Tuesday, May 24, 2011
We were settled in to our sweet rental cottage with its 12-inch thick adobe walls that blocked all cell reception. We were ready to be in an environment that didn't roll for five whole nights.
on the streets of Santa Fe
Emily says: Just try and get me back in that van!
Other than the kokopeli couch pillows, they seem to have been conservative about their southwest themed décor here, sticking to the heavy, wide-beamed wooden headboard and door frames, carved hutches and formidable coffee table. Folks favoring this style probably didn't move very much, I thought, and if they did, their friends might require a bit more than pizza and beer. Indeed, this style comes from a time before a lot of migration, uprooting, separation from family. A different time than now.
Isaac was engaging me in one of those six-year-old battles of rationale where no one wins and at least one person usually ends up in tears: “But you said...” “No, what I said was...” “But that doesn't make any sense!” “Sorry.” “But you said...” Hold on. It's gonna be a long ride.

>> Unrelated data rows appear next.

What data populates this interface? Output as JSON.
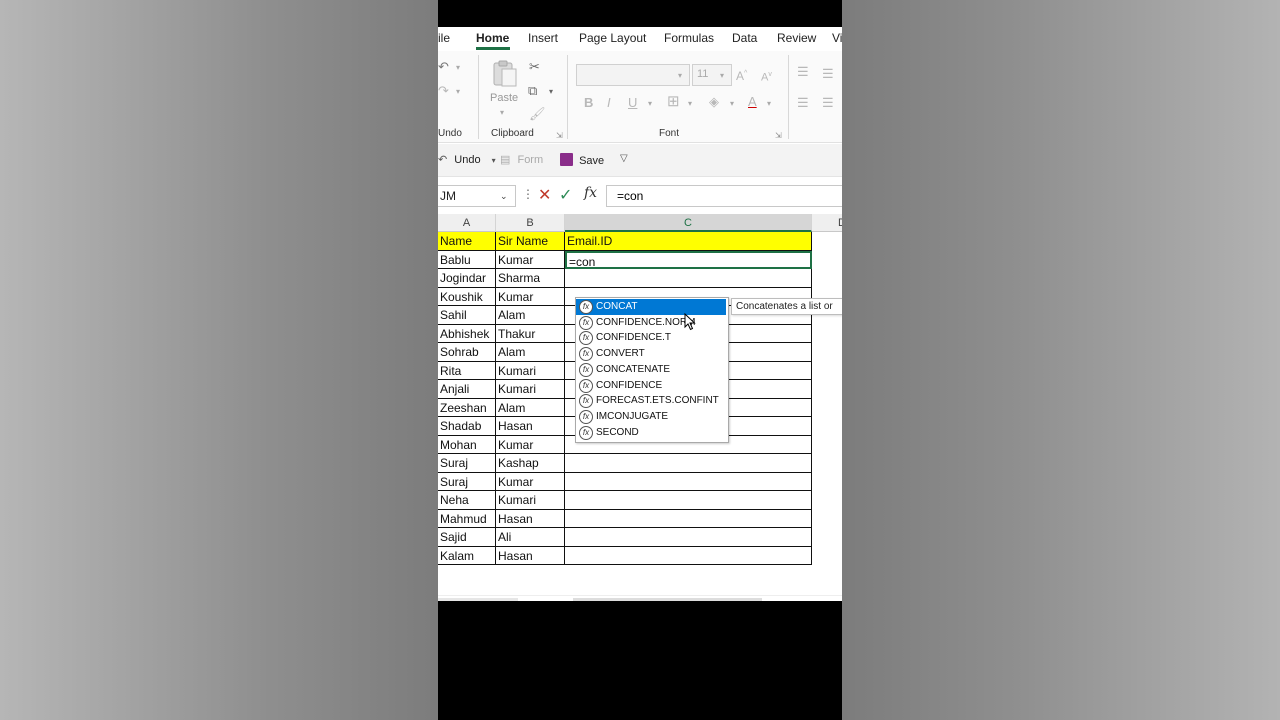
{
  "tabs": [
    "ile",
    "Home",
    "Insert",
    "Page Layout",
    "Formulas",
    "Data",
    "Review",
    "Vi"
  ],
  "ribbon": {
    "undo_group": "Undo",
    "clipboard_group": "Clipboard",
    "font_group": "Font",
    "paste_label": "Paste",
    "font_size": "11"
  },
  "qat": {
    "undo": "Undo",
    "form": "Form",
    "save": "Save"
  },
  "formula_bar": {
    "name_box": "JM",
    "fx_symbol": "fx",
    "content": "=con"
  },
  "columns": [
    "A",
    "B",
    "C",
    "D"
  ],
  "headers": {
    "a": "Name",
    "b": "Sir Name",
    "c": "Email.ID"
  },
  "rows": [
    {
      "a": "Bablu",
      "b": "Kumar",
      "c": "=con"
    },
    {
      "a": "Jogindar",
      "b": "Sharma",
      "c": ""
    },
    {
      "a": "Koushik",
      "b": "Kumar",
      "c": ""
    },
    {
      "a": "Sahil",
      "b": "Alam",
      "c": ""
    },
    {
      "a": "Abhishek",
      "b": "Thakur",
      "c": ""
    },
    {
      "a": "Sohrab",
      "b": "Alam",
      "c": ""
    },
    {
      "a": "Rita",
      "b": "Kumari",
      "c": ""
    },
    {
      "a": "Anjali",
      "b": "Kumari",
      "c": ""
    },
    {
      "a": "Zeeshan",
      "b": "Alam",
      "c": ""
    },
    {
      "a": "Shadab",
      "b": "Hasan",
      "c": ""
    },
    {
      "a": "Mohan",
      "b": "Kumar",
      "c": ""
    },
    {
      "a": "Suraj",
      "b": "Kashap",
      "c": ""
    },
    {
      "a": "Suraj",
      "b": "Kumar",
      "c": ""
    },
    {
      "a": "Neha",
      "b": "Kumari",
      "c": ""
    },
    {
      "a": "Mahmud",
      "b": "Hasan",
      "c": ""
    },
    {
      "a": "Sajid",
      "b": "Ali",
      "c": ""
    },
    {
      "a": "Kalam",
      "b": "Hasan",
      "c": ""
    }
  ],
  "autocomplete": {
    "items": [
      "CONCAT",
      "CONFIDENCE.NORM",
      "CONFIDENCE.T",
      "CONVERT",
      "CONCATENATE",
      "CONFIDENCE",
      "FORECAST.ETS.CONFINT",
      "IMCONJUGATE",
      "SECOND"
    ],
    "selected_index": 0,
    "tooltip": "Concatenates a list or"
  },
  "colors": {
    "accent": "#1e7145",
    "header_fill": "#ffff00",
    "selection": "#0078d4"
  }
}
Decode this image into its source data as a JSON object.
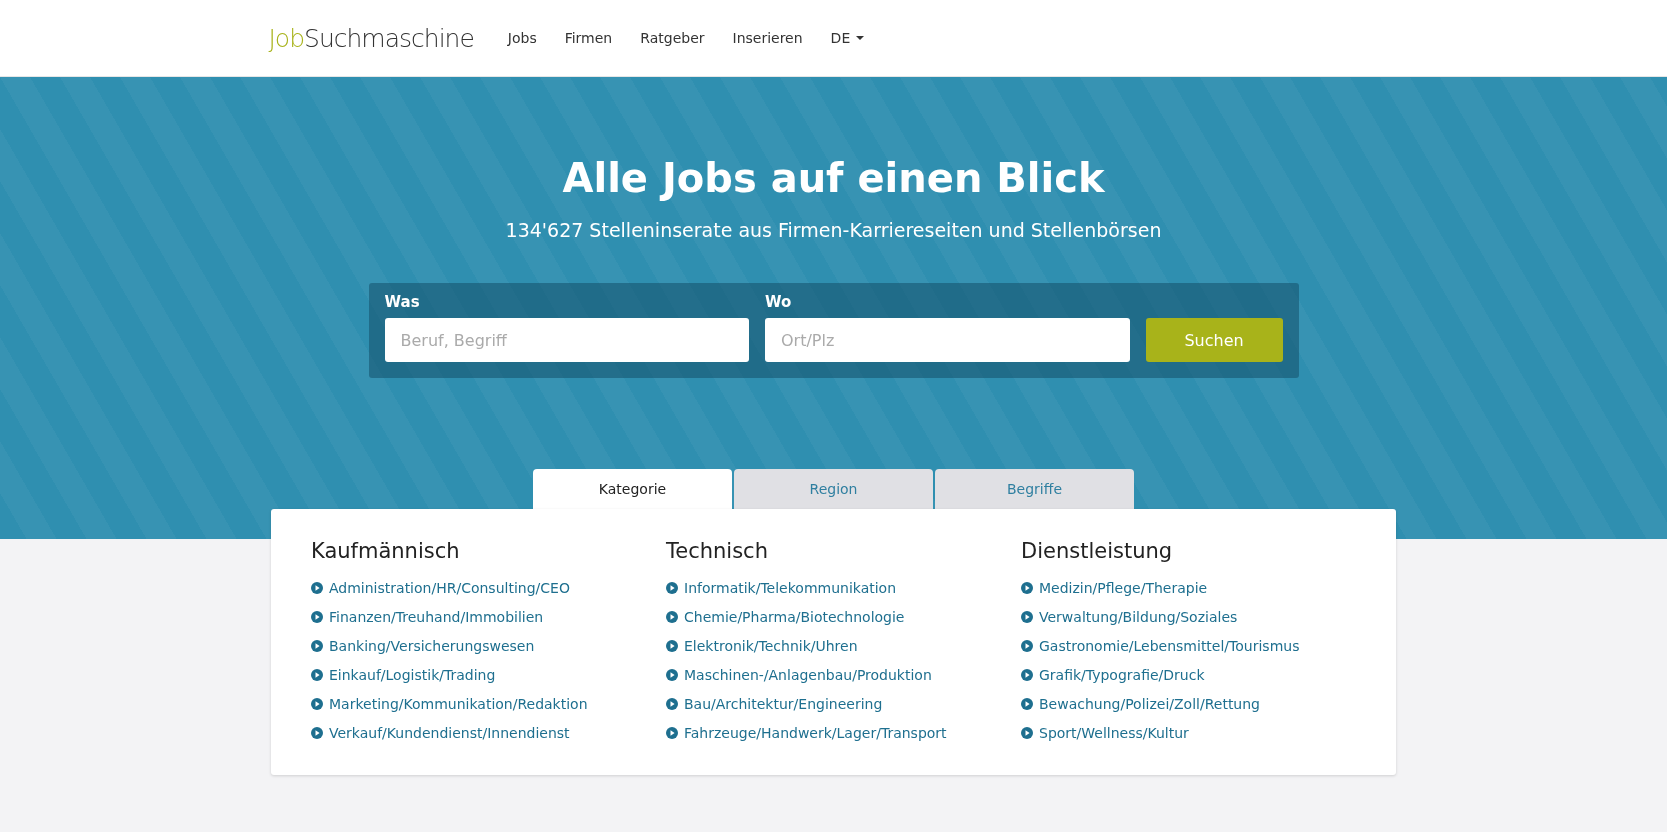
{
  "header": {
    "logo": {
      "part_1": "Job",
      "part_2": "Suchmaschine"
    },
    "nav": [
      {
        "label": "Jobs",
        "kind": "link"
      },
      {
        "label": "Firmen",
        "kind": "link"
      },
      {
        "label": "Ratgeber",
        "kind": "link"
      },
      {
        "label": "Inserieren",
        "kind": "link"
      },
      {
        "label": "DE",
        "kind": "dropdown"
      }
    ]
  },
  "hero": {
    "title": "Alle Jobs auf einen Blick",
    "subtitle": "134'627 Stelleninserate aus Firmen-Karriereseiten und Stellenbörsen"
  },
  "search": {
    "fields": [
      {
        "label": "Was",
        "placeholder": "Beruf, Begriff"
      },
      {
        "label": "Wo",
        "placeholder": "Ort/Plz"
      }
    ],
    "button": "Suchen"
  },
  "tabs": [
    {
      "label": "Kategorie",
      "selected": true
    },
    {
      "label": "Region",
      "selected": false
    },
    {
      "label": "Begriffe",
      "selected": false
    }
  ],
  "categories": [
    {
      "heading": "Kaufmännisch",
      "links": [
        "Administration/HR/Consulting/CEO",
        "Finanzen/Treuhand/Immobilien",
        "Banking/Versicherungswesen",
        "Einkauf/Logistik/Trading",
        "Marketing/Kommunikation/Redaktion",
        "Verkauf/Kundendienst/Innendienst"
      ]
    },
    {
      "heading": "Technisch",
      "links": [
        "Informatik/Telekommunikation",
        "Chemie/Pharma/Biotechnologie",
        "Elektronik/Technik/Uhren",
        "Maschinen-/Anlagenbau/Produktion",
        "Bau/Architektur/Engineering",
        "Fahrzeuge/Handwerk/Lager/Transport"
      ]
    },
    {
      "heading": "Dienstleistung",
      "links": [
        "Medizin/Pflege/Therapie",
        "Verwaltung/Bildung/Soziales",
        "Gastronomie/Lebensmittel/Tourismus",
        "Grafik/Typografie/Druck",
        "Bewachung/Polizei/Zoll/Rettung",
        "Sport/Wellness/Kultur"
      ]
    }
  ]
}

He gets it from his dad. No accounting for circumstances.
Mike was due home shortly from, mercifully, just a half day of conference meetings after something like an 11-hour day the day before. I stepped outside to call him and left a message to see if he might find some tortilla chips along his short walk home that we could have for lunch with guacamole – the makings of which we already possessed. A few minutes later I got a text: “Looking for chips.” I felt an oddly familiar twinge, but tried to ignore it.
As it got later and we got hungrier, I had to wonder about the wisdom behind my request. My husband is the kind of person that takes my words very seriously. He is nothing if not literal. On the surface, it's a lovely quality. One could cheer this quality; or, one could starve waiting for chips.
Mike is the guy who arrives three days later, chip bag crushed to his tattered shirt, sunbaked and sweating, beard grown in.
“I had to hitchhike to Texas, but I got 'em!!”
“Why on earth would you spend three days hitchhiking to Texas??!”
A pallor of innocence and exhaustion would cross his countenance. He'd hold up his hands in askance. “You wanted chips,” would come my answer.
Applying logic in these incidents is only like putting water on a gasoline fire.
Just recently I had a dream. In it, Mike and I were on a bus and we were due to be married soon. I told him I'd like to get married right away. Before I knew it, the driver had pulled us over and was beginning our wedding ceremony. “We are here to join Mike and Rhonda in marriage,” he said with a smile. “Is this our wedding?!” I asked Mike. “Yeah, you said you wanted to get married right away.” “What would make you think I wanted to get married on a bus??” “You said right away!” “He doesn't even know my name!”
People were starting to get angry because they weren't getting to their stops. “You said you wanted to get married right away!” Mike protested again in his own defense. “My name is not Rhonda!!”
This is exactly the kind of thing that happens to us. He thinks he is doing all he can to fulfill my every need, never noticing how circumstances may call for adaptation, never stopping to take into account the extraneous and absurd factors making his continuation along the original path impractical or even harmful. If the road to hell really is paved with good intentions, my husband has a pitch fork with his name on it.
Always good to get a refresher course on the old wherever-you-go, there-you-are theme. Patterns do not change easily. Monterey. Santa Fe. Here we were.